So challenged, the visitor did try, but, in the absence of an impartial jury, his effort was considered so pronounced a failure that he was howled down, derided, and mocked with great clamours.
"Anyway," said Roderick, when things had quieted down, "if I couldn't get up a better show than this I'd sell out and leave town."
Not having enough presence of mind to inquire what he would sell out, his adversaries replied with mere formless yells of scorn.
"I could get up a better show than this with my left hand,"
Roderick asserted.
"Well, what would you have in your ole show?" asked Penrod, condescending to language.
"That's all right, what I'd HAVE. I'd have enough!"
"You couldn't get Herman and Verman in your ole show."
"No, and I wouldn't want 'em, either!"
"Well, what WOULD you have?" insisted Penrod derisively.
"You'd have to have SUMPTHING--you couldn't be a show yourself!"
"How do YOU know?" This was but meandering while waiting for ideas, and evoked another yell.
"You think you could be a show all by yourself?" demanded Penrod.
"How do YOU know I couldn't?"
Two white boys and two black boys shrieked their scorn of the boaster.
"I could, too!" Roderick raised his voice to a sudden howl, obtaining a hearing.
"Well, why don't you tell us how?"
"Well, _I_ know HOW, all right," said Roderick. "If anybody asks you, you can just tell him I know HOW, all right."
"Why, you can't DO anything," Sam began argumentatively.
"You talk about being a show all by yourself; what could you try to do? Show us sumpthing you can do."
"I didn't say I was going to DO anything," returned the badgered one, still evading.

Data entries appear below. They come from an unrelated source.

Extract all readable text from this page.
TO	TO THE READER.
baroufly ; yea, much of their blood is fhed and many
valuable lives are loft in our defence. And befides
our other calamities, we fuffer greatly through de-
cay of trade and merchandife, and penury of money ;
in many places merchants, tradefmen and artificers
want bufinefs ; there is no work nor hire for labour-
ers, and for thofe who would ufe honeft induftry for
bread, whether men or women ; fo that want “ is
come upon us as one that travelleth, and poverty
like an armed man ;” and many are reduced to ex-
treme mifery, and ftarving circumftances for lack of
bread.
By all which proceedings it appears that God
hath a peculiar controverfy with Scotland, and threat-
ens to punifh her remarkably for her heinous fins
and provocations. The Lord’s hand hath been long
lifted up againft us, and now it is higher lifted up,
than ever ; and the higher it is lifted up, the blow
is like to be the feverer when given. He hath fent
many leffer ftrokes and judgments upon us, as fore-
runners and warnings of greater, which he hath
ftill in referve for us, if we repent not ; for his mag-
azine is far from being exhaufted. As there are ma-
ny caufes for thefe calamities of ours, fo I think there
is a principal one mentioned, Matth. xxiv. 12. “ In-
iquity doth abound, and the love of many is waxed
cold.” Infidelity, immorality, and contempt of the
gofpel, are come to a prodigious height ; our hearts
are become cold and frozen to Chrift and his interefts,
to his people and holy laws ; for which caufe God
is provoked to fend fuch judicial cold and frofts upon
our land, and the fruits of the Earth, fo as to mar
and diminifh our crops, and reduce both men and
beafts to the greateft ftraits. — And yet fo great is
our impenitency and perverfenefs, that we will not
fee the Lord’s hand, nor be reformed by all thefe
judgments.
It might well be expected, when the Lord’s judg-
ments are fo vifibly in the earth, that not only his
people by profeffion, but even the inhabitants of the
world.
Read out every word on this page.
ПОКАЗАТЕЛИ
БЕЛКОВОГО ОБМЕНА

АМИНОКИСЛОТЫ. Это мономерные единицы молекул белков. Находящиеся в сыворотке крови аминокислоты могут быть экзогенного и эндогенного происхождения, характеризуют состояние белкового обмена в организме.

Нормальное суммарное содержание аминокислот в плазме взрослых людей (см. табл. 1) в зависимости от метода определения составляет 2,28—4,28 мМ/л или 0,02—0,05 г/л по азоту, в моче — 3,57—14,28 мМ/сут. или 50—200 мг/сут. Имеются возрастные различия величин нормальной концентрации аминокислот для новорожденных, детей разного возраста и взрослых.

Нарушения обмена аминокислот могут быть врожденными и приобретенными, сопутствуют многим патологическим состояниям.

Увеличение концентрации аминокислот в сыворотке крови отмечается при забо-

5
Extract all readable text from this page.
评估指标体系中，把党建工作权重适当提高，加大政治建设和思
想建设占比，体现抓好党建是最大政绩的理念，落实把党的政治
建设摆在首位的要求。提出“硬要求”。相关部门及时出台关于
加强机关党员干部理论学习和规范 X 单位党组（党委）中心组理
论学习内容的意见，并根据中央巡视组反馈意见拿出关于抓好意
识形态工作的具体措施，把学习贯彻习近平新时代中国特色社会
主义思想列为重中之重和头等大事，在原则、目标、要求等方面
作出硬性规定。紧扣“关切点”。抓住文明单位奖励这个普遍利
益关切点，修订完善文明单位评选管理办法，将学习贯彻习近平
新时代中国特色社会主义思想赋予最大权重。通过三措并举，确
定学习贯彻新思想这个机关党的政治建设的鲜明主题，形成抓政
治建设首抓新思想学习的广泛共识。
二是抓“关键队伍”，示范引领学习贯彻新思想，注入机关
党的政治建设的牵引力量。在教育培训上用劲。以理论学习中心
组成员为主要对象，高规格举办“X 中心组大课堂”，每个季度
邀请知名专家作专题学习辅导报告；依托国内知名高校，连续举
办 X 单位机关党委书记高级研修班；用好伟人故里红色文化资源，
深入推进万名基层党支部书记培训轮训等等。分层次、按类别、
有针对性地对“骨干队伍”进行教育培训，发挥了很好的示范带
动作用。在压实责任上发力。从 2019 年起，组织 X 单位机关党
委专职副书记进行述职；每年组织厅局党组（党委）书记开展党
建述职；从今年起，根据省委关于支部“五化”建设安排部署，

"Well, then, how'd you BE a show?" Penrod demanded.
"WE got a show here, even if Herman didn't point or Verman didn't talk. Their father stabbed a man with a pitchfork, I guess, didn't he?"
"How do _I_ know?"
"Well, I guess he's in jail, ain't he?"
"Well, what if their father is in jail? I didn't say he wasn't, did I?"
"Well, YOUR father ain't in jail, is he?"
"Well, I never said he was, did I?"
"Well, then," continued Penrod, "how could you be a----" He stopped abruptly, staring at Roderick, the birth of an idea plainly visible in his altered expression. He had suddenly remembered his intention to ask Roderick Magsworth Bitts, Junior, about Rena Magsworth, and this recollection collided in his mind with the irritation produced by Roderick's claiming some mysterious attainment which would warrant his setting up as a show in his single person. Penrod's whole manner changed instantly.
"Roddy," he asked, almost overwhelmed by a prescience of something vast and magnificent, "Roddy, are you any relation of Rena Magsworth?"
Roderick had never heard of Rena Magsworth, although a concentration of the sentence yesterday pronounced upon her had burned, black and horrific, upon the face of every newspaper in the country. He was not allowed to read the journals of the day and his family's indignation over the sacrilegious coincidence of the name had not been expressed in his presence. But he saw that it was an awesome name to Penrod Schofield and Samuel Williams.
Even Herman and Verman, though lacking many educational advantages on account of a long residence in the country, were informed on the subject of Rena Magsworth through hearsay, and they joined in the portentous silence.
"Roddy," repeated Penrod, "honest, is Rena Magsworth some relation of yours?"